Wegen des Einreiseverbotes gerät die israelische Regierung derweil selbst unter Druck. Deutsche Politiker nannten den Schritt überzogen, auch israelische Medien kritisierten ihn. Die Zeitung „Haaretz“ nannte die Maßnahme „hysterisch“. Die Grünen-Fraktionsvorsitzende im Bundestag, Renate Künast, sagte: „Am Ende reden alle über das Einreiseverbot und nicht mehr über den Inhalt von Grass.“ Der außenpolitische Sprecher der SPD-Fraktion im Bundestag, Rolf Mützenich, sagte der „Süddeutschen Zeitung“: „Das ist der Auseinandersetzung, die notwendig ist, unangemessen.“ Der außenpolitische Sprecher der FDP-Fraktion, Rainer Stinner, kritisierte in derselben Zeitung den Schritt als „Überreaktion der israelischen Regierung“. Beide Politiker erneuerten zugleich jedoch die scharfe Kritik an Grass.

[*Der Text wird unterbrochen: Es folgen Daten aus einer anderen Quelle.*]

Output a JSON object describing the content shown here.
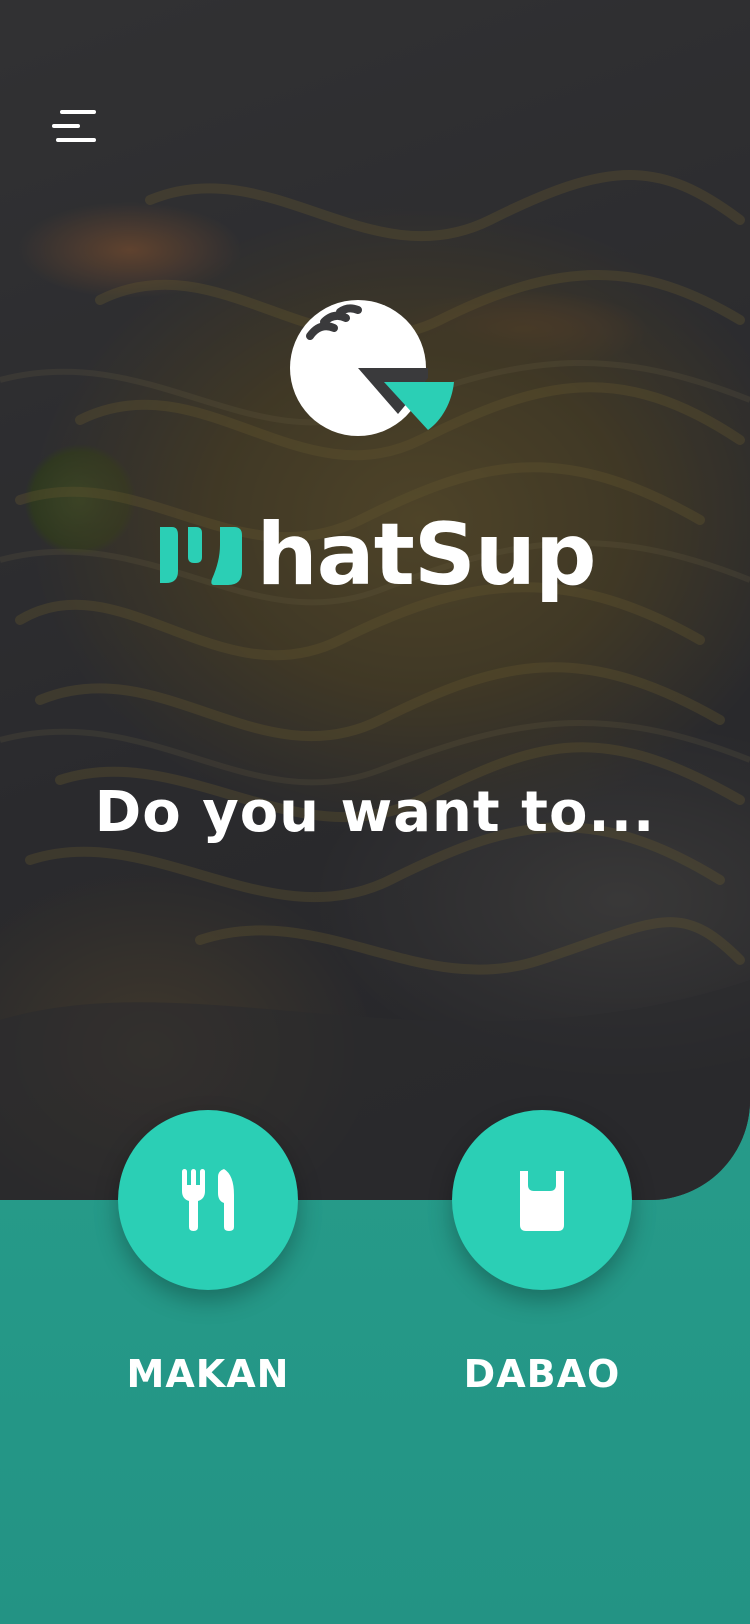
{
  "app": {
    "brand_name": "hatSup",
    "accent_color": "#2bcfb5",
    "background_color": "#2a9e8c"
  },
  "header": {
    "menu_icon": "hamburger-menu-icon"
  },
  "main": {
    "prompt": "Do you want to...",
    "logo_icon": "plate-logo-icon"
  },
  "actions": [
    {
      "label": "MAKAN",
      "icon": "fork-knife-icon"
    },
    {
      "label": "DABAO",
      "icon": "takeaway-bag-icon"
    }
  ]
}
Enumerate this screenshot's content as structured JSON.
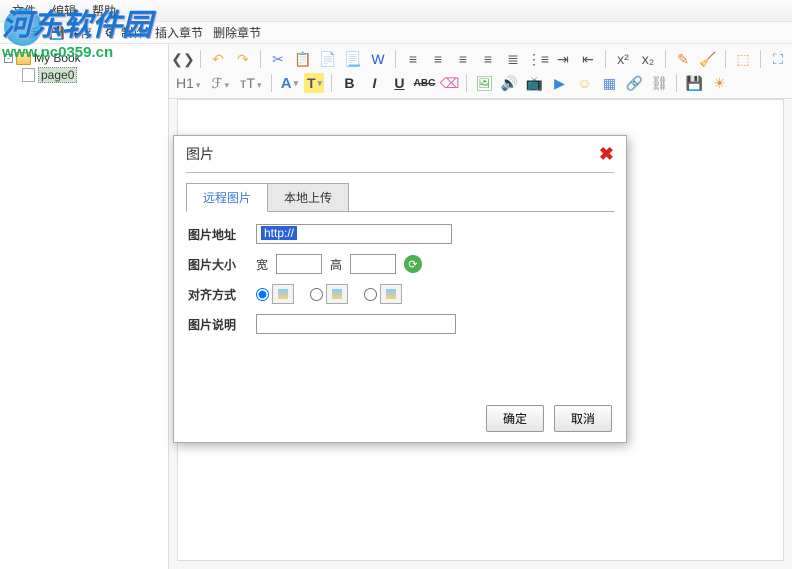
{
  "menu": {
    "file": "文件",
    "edit": "编辑",
    "help": "帮助"
  },
  "toolbar": {
    "new": "新",
    "save": "保存",
    "make": "制作",
    "insertChapter": "插入章节",
    "deleteChapter": "删除章节"
  },
  "tree": {
    "root": "My Book",
    "page": "page0"
  },
  "watermark": {
    "name": "河东软件园",
    "url": "www.pc0359.cn"
  },
  "editor": {
    "h1": "H1",
    "fontF": "ℱ",
    "tT": "⁠ᴛT",
    "A": "A",
    "T": "T",
    "B": "B",
    "I": "I",
    "U": "U",
    "ABC": "ABC",
    "sup": "x²",
    "sub": "x₂"
  },
  "dialog": {
    "title": "图片",
    "tabs": {
      "remote": "远程图片",
      "local": "本地上传"
    },
    "urlLabel": "图片地址",
    "urlValue": "http://",
    "sizeLabel": "图片大小",
    "w": "宽",
    "h": "高",
    "alignLabel": "对齐方式",
    "descLabel": "图片说明",
    "ok": "确定",
    "cancel": "取消"
  }
}
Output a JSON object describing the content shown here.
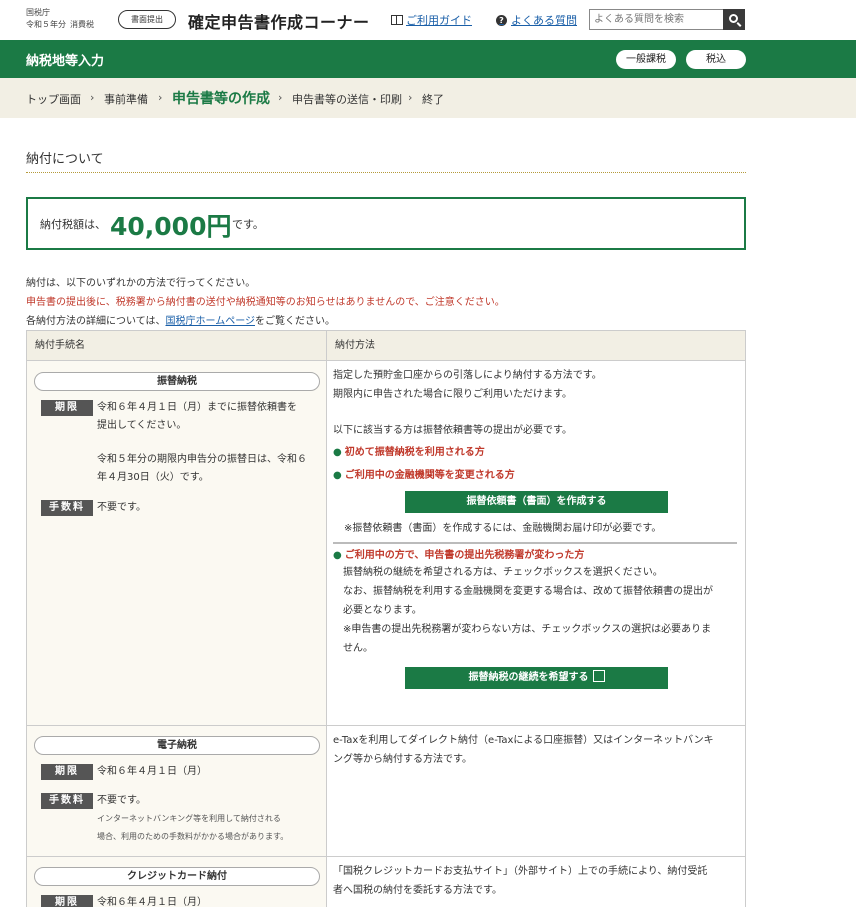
{
  "header": {
    "agency": "国税庁",
    "year": "令和５年分",
    "tax_type": "消費税",
    "paper_badge": "書面提出",
    "site_title": "確定申告書作成コーナー",
    "guide_link": "ご利用ガイド",
    "faq_link": "よくある質問",
    "search_placeholder": "よくある質問を検索"
  },
  "greenbar": {
    "title": "納税地等入力",
    "pill1": "一般課税",
    "pill2": "税込"
  },
  "breadcrumb": [
    "トップ画面",
    "事前準備",
    "申告書等の作成",
    "申告書等の送信・印刷",
    "終了"
  ],
  "section": {
    "title": "納付について",
    "amount_label": "納付税額は、",
    "amount_value": "40,000円",
    "amount_suffix": "です。",
    "note1": "納付は、以下のいずれかの方法で行ってください。",
    "note2": "申告書の提出後に、税務署から納付書の送付や納税通知等のお知らせはありませんので、ご注意ください。",
    "note3_pre": "各納付方法の詳細については、",
    "note3_link": "国税庁ホームページ",
    "note3_post": "をご覧ください。"
  },
  "table": {
    "col1": "納付手続名",
    "col2": "納付方法",
    "rows": [
      {
        "name": "振替納税",
        "deadline_tag": "期限",
        "deadline_text1": "令和６年４月１日（月）までに振替依頼書を",
        "deadline_text2": "提出してください。",
        "deadline_text3": "令和５年分の期限内申告分の振替日は、令和６",
        "deadline_text4": "年４月30日（火）です。",
        "fee_tag": "手数料",
        "fee_text": "不要です。",
        "desc1": "指定した預貯金口座からの引落しにより納付する方法です。",
        "desc2": "期限内に申告された場合に限りご利用いただけます。",
        "desc3": "以下に該当する方は振替依頼書等の提出が必要です。",
        "bullet1": "初めて振替納税を利用される方",
        "bullet2": "ご利用中の金融機関等を変更される方",
        "btn1": "振替依頼書（書面）を作成する",
        "btn1_note": "※振替依頼書（書面）を作成するには、金融機関お届け印が必要です。",
        "bullet3": "ご利用中の方で、申告書の提出先税務署が変わった方",
        "desc4": "振替納税の継続を希望される方は、チェックボックスを選択ください。",
        "desc5": "なお、振替納税を利用する金融機関を変更する場合は、改めて振替依頼書の提出が",
        "desc6": "必要となります。",
        "desc7": "※申告書の提出先税務署が変わらない方は、チェックボックスの選択は必要ありま",
        "desc8": "せん。",
        "btn2": "振替納税の継続を希望する"
      },
      {
        "name": "電子納税",
        "deadline_tag": "期限",
        "deadline_text1": "令和６年４月１日（月）",
        "fee_tag": "手数料",
        "fee_text": "不要です。",
        "fee_note1": "インターネットバンキング等を利用して納付される",
        "fee_note2": "場合、利用のための手数料がかかる場合があります。",
        "desc1": "e-Taxを利用してダイレクト納付（e-Taxによる口座振替）又はインターネットバンキ",
        "desc2": "ング等から納付する方法です。"
      },
      {
        "name": "クレジットカード納付",
        "deadline_tag": "期限",
        "deadline_text1": "令和６年４月１日（月）",
        "desc1": "「国税クレジットカードお支払サイト」（外部サイト）上での手続により、納付受託",
        "desc2": "者へ国税の納付を委託する方法です。"
      }
    ]
  }
}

Jüdische Verbände: Nahost-Konflikt muss Unterrichtsthema werden
Vertreter jüdischer Verbände fordern als Konsequenz aus der Debatte um das israel-kritische Gedicht, den Nahostkonflikt zum Unterrichtsthema zu machen. „Dabei geht es nicht nur um Konflikte zwischen Israelis, Palästinensern oder auch dem Mullah-Regime in Teheran“, sagte das Direktoriumsmitglied im Zentralrat der Juden in Deutschland, Sarah Ruth Schumann, der „Hannoverschen Allgemeinen“ „Es geht um eine Region im Schnittpunkt dreier Weltreligionen – was dort geschieht, kann daher globale Folgen haben, im Guten wie im Schlechten“, so die Vorsitzende der Jüdischen Gemeinde Oldenburg.
Die Meinungsfreiheit gebe dem Literaturnobelpreisträger Grass das Recht, auch „Unsinn zu reden, wie er dies über den israelisch-iranischen Konflikt tut“, sagte der Vorsitzende des Landesverbandes der Jüdischen Gemeinden Niedersachsen, Michael Fürst, der Zeitung. „Umfassendes Wissen über die Geschichte und Gegenwart des Nahostkonflikts ist aber erforderlich, damit seine Ansichten in der jungen Generation nicht auf offene Ohren treffen.“ Gerade angesichts des wachsenden Migrantenanteils an Schulen sei es dringend erforderlich, Vorurteilen zu begegnen, die etwa Jugendliche mit arabischen Wurzeln mitbrächten, sagte Fürst. Ein lebendiger und kritischer Umgang mit der israelischen Politik könne dabei auch das Bewusstsein schaffen, dass es in Deutschland keinerlei „Schweigegebote“ gegenüber Israel gebe.